African venture capital firm Django Capital has closed its second fund with €73 million ($78 million), 20% more than its initial target of €60 million ($63 million).
The firm has secured limited partners including the African Development Bank Group (AfDB) and the European Investment Bank (EIB), and achieved the fund's first close in 2022 at €26 million.
Both anchor investors also participated in the fund's second closing, Janngo Capital founder Fatoumata Bâ told TechCrunch. Other institutional investors are also participating, including three with African mandates: the Mastercard Foundation African Growth Fund, Tunisia's Fund of Funds ANAVA, and Ghana-based university Assisi University. It is an endowment fund. The US International Development Finance Corporation (DFC) and the World Bank's International Finance Corporation (IFC) also invested.
Development finance institutions such as DFC and IFC have helped strengthen Africa's startup ecosystem by investing in local funds that support early- and growth-stage startups. However, local institutional investors remain reluctant, so efforts by companies like Janngo to bring in local capital are helping to project confidence to foreign investors.
“Africa accounts for 17% of the world's population, but attracts only 1-2% of global venture capital funding, up from $150 million raised ten years ago to around $4-5 billion today. Despite growing to 20%, its share remains stagnant,” Barr said. . “If we believe that technology is essential to Africa’s economic development, we need proportionate access to VC. That’s why our goal is not to hit targets or achieve oversubscription, but rather to invest in private LPs. , we especially wanted to attract African LPs.”
The company bills itself as a “gender-equal” investor, and so far it's lived up to that name. Startups founded or led by women, such as Sabi, a Nigerian B2B e-commerce platform with a female CEO, make up 56% of Janngo Capital's portfolio across both funds.
“Our argument hasn’t changed. We’ve proven it with exits like Expensya, where we were the first VC on the cap table. , as a primarily women-owned fund, we place great importance on investing in women entrepreneurs,” said Barr.

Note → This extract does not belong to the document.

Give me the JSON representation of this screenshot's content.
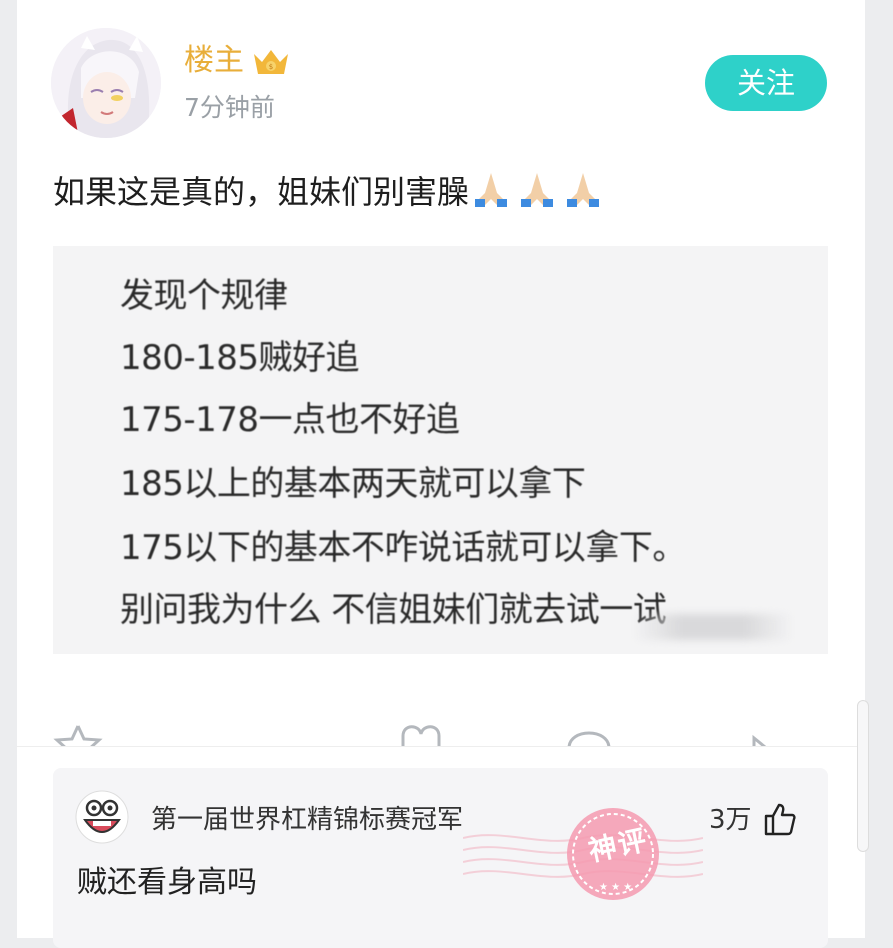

“This focus is important because while Africa has the highest proportion of female entrepreneurs in the world, only a small portion of global venture capital funding flows to female founders. It was essential for us to demonstrate that the high-impact theme of directing capital to sectors outside of , early-stage venture capital and fintech can be realized.”
Support winners early
When the fund first closed two years ago, Janngo Capital initially planned to back 25 companies. But with additional funding coming in, Bâ said the company plans to invest in 10 to 15 more companies over the next five years. The firm expects the portfolio to include 25 to 40 companies, and the second fund will not depart from the firm's seed to Series B focus. VCs take ownership of 15% to 30% of startups.

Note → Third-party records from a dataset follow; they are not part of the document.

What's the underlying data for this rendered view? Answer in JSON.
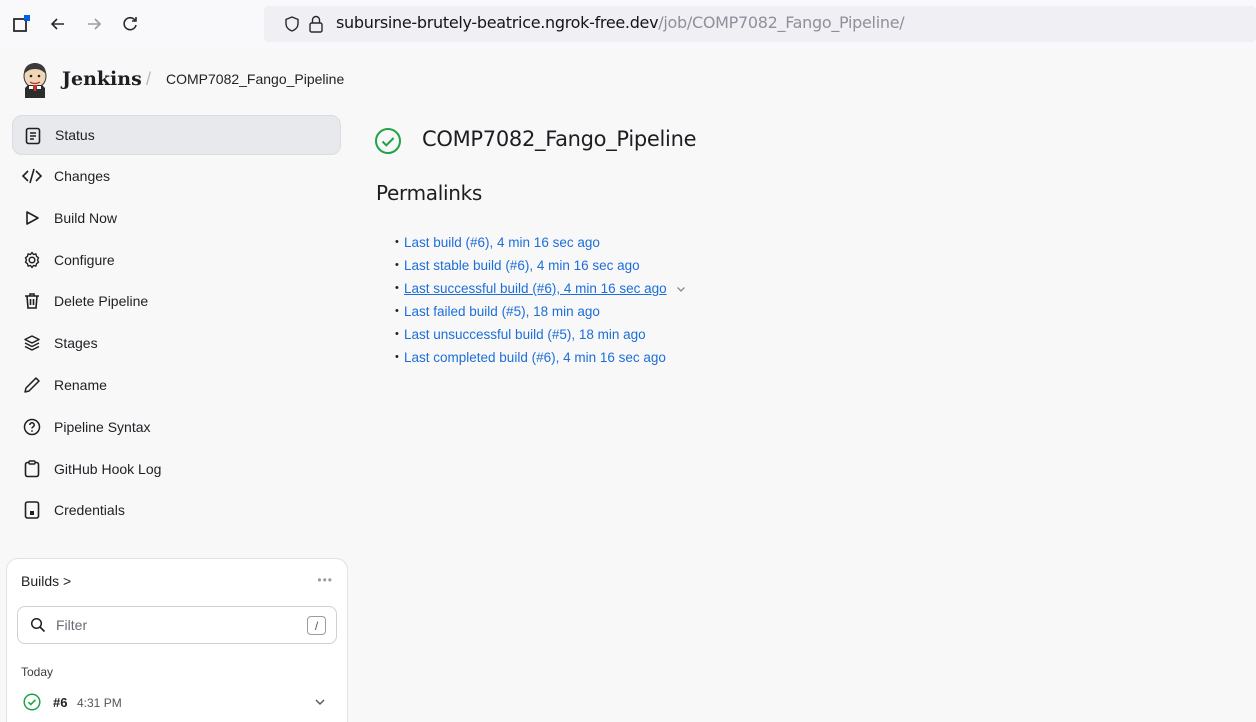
{
  "browser": {
    "url_host": "subursine-brutely-beatrice.ngrok-free.dev",
    "url_path": "/job/COMP7082_Fango_Pipeline/"
  },
  "header": {
    "brand": "Jenkins",
    "separator": "/",
    "breadcrumb": "COMP7082_Fango_Pipeline"
  },
  "sidebar": {
    "items": [
      {
        "label": "Status",
        "icon": "status-icon"
      },
      {
        "label": "Changes",
        "icon": "code-icon"
      },
      {
        "label": "Build Now",
        "icon": "play-icon"
      },
      {
        "label": "Configure",
        "icon": "gear-icon"
      },
      {
        "label": "Delete Pipeline",
        "icon": "trash-icon"
      },
      {
        "label": "Stages",
        "icon": "layers-icon"
      },
      {
        "label": "Rename",
        "icon": "pencil-icon"
      },
      {
        "label": "Pipeline Syntax",
        "icon": "help-icon"
      },
      {
        "label": "GitHub Hook Log",
        "icon": "clipboard-icon"
      },
      {
        "label": "Credentials",
        "icon": "phone-icon"
      }
    ]
  },
  "builds": {
    "title": "Builds >",
    "more": "•••",
    "filter_placeholder": "Filter",
    "filter_key": "/",
    "group": "Today",
    "rows": [
      {
        "number": "#6",
        "time": "4:31 PM",
        "status": "success"
      }
    ]
  },
  "main": {
    "job_title": "COMP7082_Fango_Pipeline",
    "permalinks_title": "Permalinks",
    "permalinks": [
      "Last build (#6), 4 min 16 sec ago",
      "Last stable build (#6), 4 min 16 sec ago",
      "Last successful build (#6), 4 min 16 sec ago",
      "Last failed build (#5), 18 min ago",
      "Last unsuccessful build (#5), 18 min ago",
      "Last completed build (#6), 4 min 16 sec ago"
    ]
  },
  "colors": {
    "link": "#1d6ed8",
    "success": "#1ea446"
  }
}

Since launching its first fund in 2018, Janngo has made more than 30 investments in 21 startups, and in some cases subsequent Series B rounds. The first fund had approximately $10 million in funding and seeded 11 companies, including Expensya and Sabi. The company doubled down on Series B rounds for both startups with its second fund.
Janngo invests between €150,000 and €5 million in startups active in the fields of healthcare, logistics, financial services, retail, agritech, mobility and the creator economy. The company also has offices in Abidjan, Mauritius, Tunis and Paris.